There are three parts to the answer
To get each character you can iterate through the String using the charAt()
or toCharArray()
methods.
for( char c : s.toCharArray() )
The value of the char is the Unicode value.
The Cyrillic Unicode characters are any character in the following ranges:
Cyrillic: U+0400–U+04FF ( 1024 - 1279)
Cyrillic Supplement: U+0500–U+052F ( 1280 - 1327)
Cyrillic Extended-A: U+2DE0–U+2DFF (11744 - 11775)
Cyrillic Extended-B: U+A640–U+A69F (42560 - 42655)
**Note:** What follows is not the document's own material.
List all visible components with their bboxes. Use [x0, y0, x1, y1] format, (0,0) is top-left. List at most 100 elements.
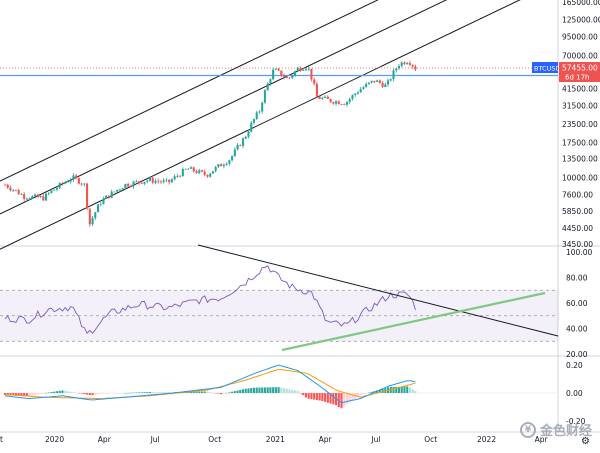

If it is in this range it is Cyrillic. Just perform an if check. If it is in the range use Integer.toHexString()
and prepend the "\\u"
. Put together it should look something like this:
final int[][] ranges = new int[][]{
{ 1024, 1279 },
{ 1280, 1327 },
{ 11744, 11775 },
{ 42560, 42655 },
};
StringBuilder b = new StringBuilder();
for( char c : s.toCharArray() ){
int[] insideRange = null;
for( int[] range : ranges ){
if( range[0] <= c && c <= range[1] ){
insideRange = range;
break;
}
}
if( insideRange != null ){
b.append( "\\u" ).append( Integer.toHexString(c) );
}else{
b.append( c );
}
}
return b.toString();
Edit: probably should make the check c < 128
and reverse the if
and the else
bodies; you probably should escape everything that isn't ASCII. I was probably too literal in my reading of your question.